This problem was from the 2004 Luzerne County Math Contest:
If (r + 1/r)^2 = 3, what is r + (1/r^3) = ?
Any help would really be appreciated. Thanks in advance!
I don't know if there is a more elegant way of solving this but:
You can solve
$\displaystyle \displaystyle \left( r+\frac{1}{r}\right)^2=3$
which has complex roots but which can be represented in exponential form quite nicely.
Substitute into:
$\displaystyle \displaystyle r+\left(\frac{1}{r}\right)^3$
and simplify, and if what I have done has no algebraic errors you should end up with $\displaystyle r=\pm i$
(note: in a competition you will get no marks for the final answer but just from the method you used to find it)
CB
Hello, eric1299171!
Is there a typo?
If the second expression has $\displaystyle \,r^3$ twice,
. . there is a rather elegant solution.
And it looks more like a contest problem.

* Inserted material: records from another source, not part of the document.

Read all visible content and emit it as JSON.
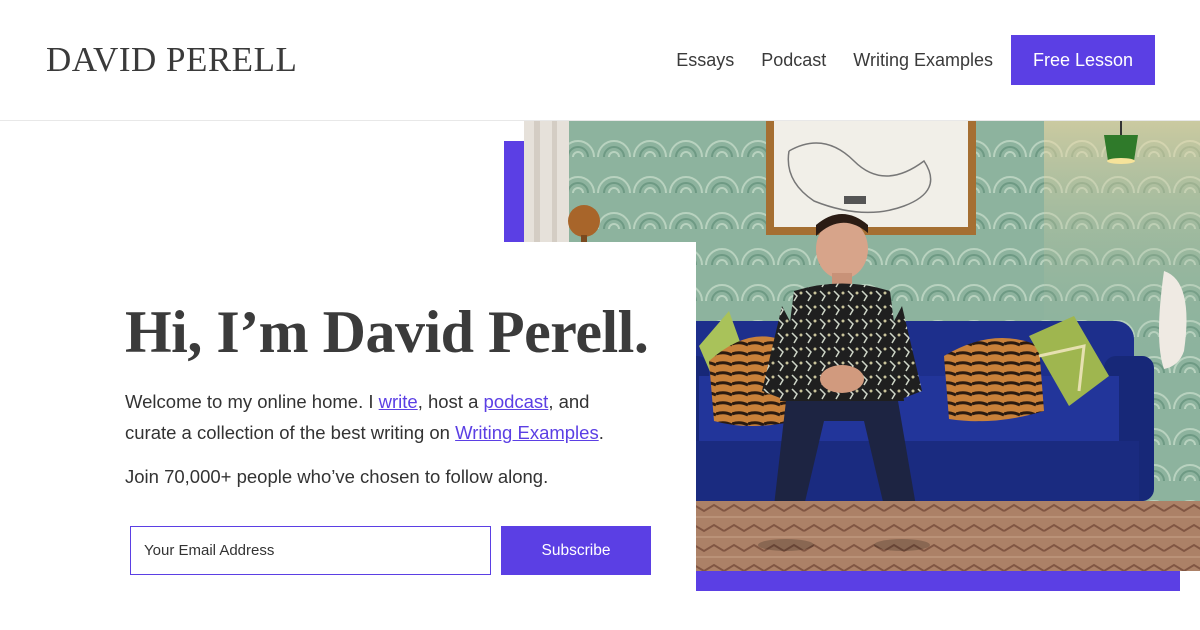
{
  "header": {
    "logo": "DAVID PERELL",
    "nav": [
      {
        "label": "Essays"
      },
      {
        "label": "Podcast"
      },
      {
        "label": "Writing Examples"
      }
    ],
    "cta_label": "Free Lesson"
  },
  "hero": {
    "headline": "Hi, I’m David Perell.",
    "intro": {
      "part1": "Welcome to my online home. I ",
      "link_write": "write",
      "part2": ", host a ",
      "link_podcast": "podcast",
      "part3": ", and curate a collection of the best writing on ",
      "link_examples": "Writing Examples",
      "part4": "."
    },
    "join_text": "Join 70,000+ people who’ve chosen to follow along.",
    "email_placeholder": "Your Email Address",
    "subscribe_label": "Subscribe"
  },
  "colors": {
    "accent": "#5b3fe4",
    "wall": "#8fb5a0",
    "sofa": "#1c2f8a"
  }
}
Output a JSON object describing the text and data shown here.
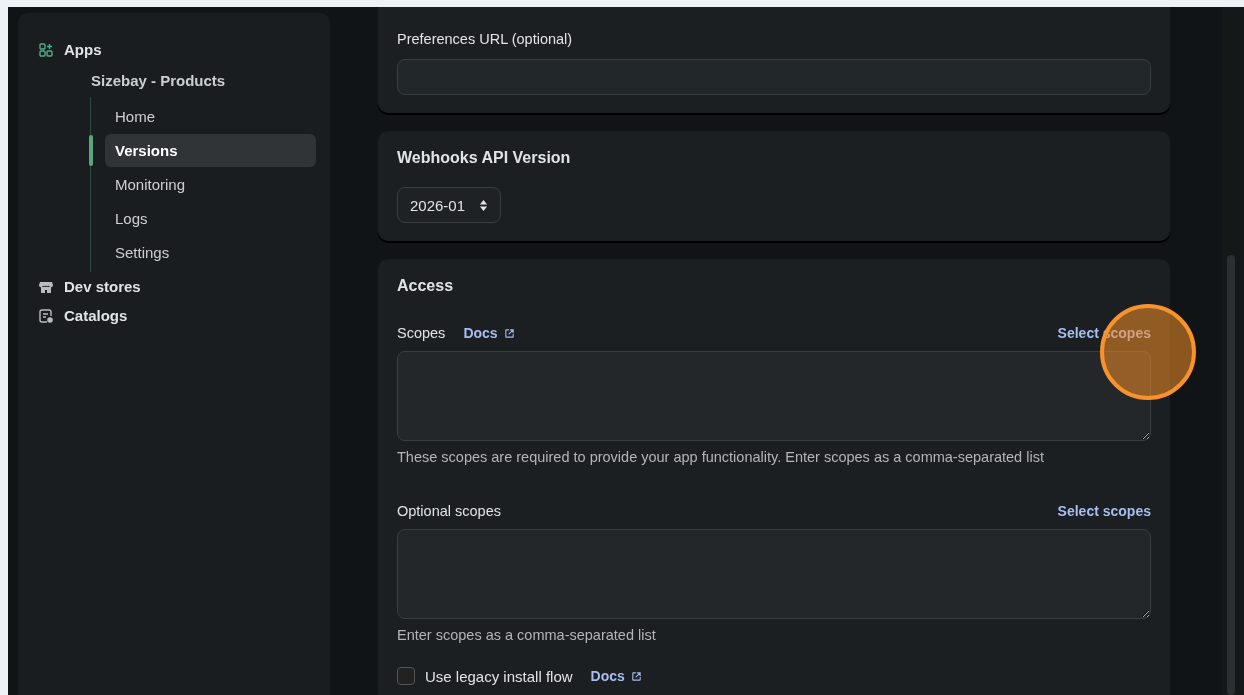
{
  "sidebar": {
    "items": [
      {
        "label": "Apps",
        "selected": false,
        "children": [
          {
            "label": "Sizebay - Products",
            "children": [
              {
                "label": "Home",
                "selected": false
              },
              {
                "label": "Versions",
                "selected": true
              },
              {
                "label": "Monitoring",
                "selected": false
              },
              {
                "label": "Logs",
                "selected": false
              },
              {
                "label": "Settings",
                "selected": false
              }
            ]
          }
        ]
      },
      {
        "label": "Dev stores",
        "selected": false
      },
      {
        "label": "Catalogs",
        "selected": false
      }
    ]
  },
  "preferences": {
    "label": "Preferences URL (optional)"
  },
  "webhooks": {
    "title": "Webhooks API Version",
    "version": "2026-01"
  },
  "access": {
    "title": "Access",
    "scopes": {
      "label": "Scopes",
      "docs": "Docs",
      "action": "Select scopes",
      "help": "These scopes are required to provide your app functionality. Enter scopes as a comma-separated list"
    },
    "optional_scopes": {
      "label": "Optional scopes",
      "action": "Select scopes",
      "help": "Enter scopes as a comma-separated list"
    },
    "legacy": {
      "label": "Use legacy install flow",
      "docs": "Docs",
      "checked": false
    }
  }
}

$\displaystyle \text{Given: }\:\left(r + \dfrac{1}{r}\right)^2 \,=\, 3.$
. . . . . . . . ↓
$\displaystyle \text{Find: }\:r^3 + \dfrac{1}{r^3}$
We have: . . . . . $\displaystyle r + \dfrac{1}{r} \;=\;\sqrt{3}$
Then: . . . . . $\displaystyle \left(r + \dfrac{1}{r}\right)^3 \;=\;3\sqrt{3}$
. . . . $\displaystyle r^3 + 3r + \dfrac{3}{r} + \dfrac{1}{r^3} \;=\;3\sqrt{3}$
. . $\displaystyle \displaystyle r^3 + 3\underbrace{\left(r + \frac{1}{r}\right)}_{\text{This is }\sqrt{3}} + \frac{1}{r^3} \;=\;3\sqrt{3}$
. . . . . . $\displaystyle \displaystyle r^3 + 3\sqrt{3} + \frac{1}{r^3} \;=\;3\sqrt{3}$
Therefore: . . . .$\displaystyle r^3 + \dfrac{1}{r^3} \;=\;0$